El gusto de regodearse en lo que queda por leer



Abrir una novela requiere la preparación de un maratoniano: no es una prueba de velocidad, sino de resistencia.

Son excepcionales los inicios con arpón, aquellos que se quedan clavados para siempre en la corteza cerebral. Lo corriente es comenzar de cualquier manera, confiando en la paciencia del lector.

La mayoría de las veces a la trama le cuesta aparecer, como a las cabras salvajes en las caminatas por la montaña.

Esta no es una página conmiserativa y, además, hemos llegado a una edad en la que el futuro se acorta: si la obra desapasiona, mejor sustituirla por otra.
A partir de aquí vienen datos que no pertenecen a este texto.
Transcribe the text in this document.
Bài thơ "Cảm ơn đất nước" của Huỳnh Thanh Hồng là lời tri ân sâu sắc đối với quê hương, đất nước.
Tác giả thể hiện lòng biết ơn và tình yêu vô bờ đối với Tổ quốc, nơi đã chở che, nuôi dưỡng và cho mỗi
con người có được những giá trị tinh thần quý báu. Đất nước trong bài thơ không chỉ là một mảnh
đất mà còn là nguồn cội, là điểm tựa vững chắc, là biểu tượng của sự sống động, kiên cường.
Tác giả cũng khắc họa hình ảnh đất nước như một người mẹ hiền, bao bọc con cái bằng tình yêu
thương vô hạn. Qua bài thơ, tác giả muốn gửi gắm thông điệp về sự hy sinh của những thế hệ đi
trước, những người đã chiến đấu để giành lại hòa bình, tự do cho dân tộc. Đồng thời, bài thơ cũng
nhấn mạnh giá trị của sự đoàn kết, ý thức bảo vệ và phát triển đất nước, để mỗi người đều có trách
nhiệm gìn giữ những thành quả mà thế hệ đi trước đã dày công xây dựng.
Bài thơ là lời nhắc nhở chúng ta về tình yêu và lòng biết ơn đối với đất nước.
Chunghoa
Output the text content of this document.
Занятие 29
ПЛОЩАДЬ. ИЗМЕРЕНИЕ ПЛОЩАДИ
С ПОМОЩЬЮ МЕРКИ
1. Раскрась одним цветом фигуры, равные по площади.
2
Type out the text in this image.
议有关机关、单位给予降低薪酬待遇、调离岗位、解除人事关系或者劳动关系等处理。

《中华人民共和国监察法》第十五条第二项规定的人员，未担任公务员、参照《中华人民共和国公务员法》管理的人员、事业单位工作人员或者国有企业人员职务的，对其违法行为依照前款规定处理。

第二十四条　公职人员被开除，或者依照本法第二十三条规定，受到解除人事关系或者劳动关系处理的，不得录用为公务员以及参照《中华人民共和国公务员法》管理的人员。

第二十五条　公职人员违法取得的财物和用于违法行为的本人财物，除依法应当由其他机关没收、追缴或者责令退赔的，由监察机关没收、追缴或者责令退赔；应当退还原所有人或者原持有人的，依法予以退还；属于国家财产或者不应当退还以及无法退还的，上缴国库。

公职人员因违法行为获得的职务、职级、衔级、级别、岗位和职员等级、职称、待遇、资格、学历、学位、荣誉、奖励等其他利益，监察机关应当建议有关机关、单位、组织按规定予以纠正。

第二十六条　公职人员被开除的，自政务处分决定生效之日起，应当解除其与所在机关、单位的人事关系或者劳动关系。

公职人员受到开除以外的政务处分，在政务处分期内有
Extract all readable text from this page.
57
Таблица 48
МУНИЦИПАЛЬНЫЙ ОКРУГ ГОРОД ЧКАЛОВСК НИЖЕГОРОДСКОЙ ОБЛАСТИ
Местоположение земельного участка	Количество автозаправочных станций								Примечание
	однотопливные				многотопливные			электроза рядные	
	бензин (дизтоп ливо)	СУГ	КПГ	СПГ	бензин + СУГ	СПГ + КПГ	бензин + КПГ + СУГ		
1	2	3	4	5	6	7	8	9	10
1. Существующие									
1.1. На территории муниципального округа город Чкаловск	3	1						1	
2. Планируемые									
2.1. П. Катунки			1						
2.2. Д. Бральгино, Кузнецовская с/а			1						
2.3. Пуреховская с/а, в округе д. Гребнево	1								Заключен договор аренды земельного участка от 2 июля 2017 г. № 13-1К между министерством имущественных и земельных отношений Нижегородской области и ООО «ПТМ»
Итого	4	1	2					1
En España se editan 60.000 libros anuales, así que hay donde elegir.

Supongamos que la novela es fabulosa y que el lector está disfrutando como en un masaje a lo pulpo, a ocho manos.

El momento máximo de goce llegará a la mitad, metido de lleno en la historia, compartiendo felicidad y desdicha con los personajes, siendo otro sujeto de la narración.

Después todo se acelerará hacia el final, hacia esa última página que nos desgajará con violencia del mundo en el que hemos vivido.

Pero aún estamos a la mitad, con multitud de enigmas y vivencias ante nosotros. Hemos llegado hasta aquí, hemos subido con esfuerzo.

Descansamos un momento, oteamos el paisaje, tomamos aire y nos preparamos para bajar.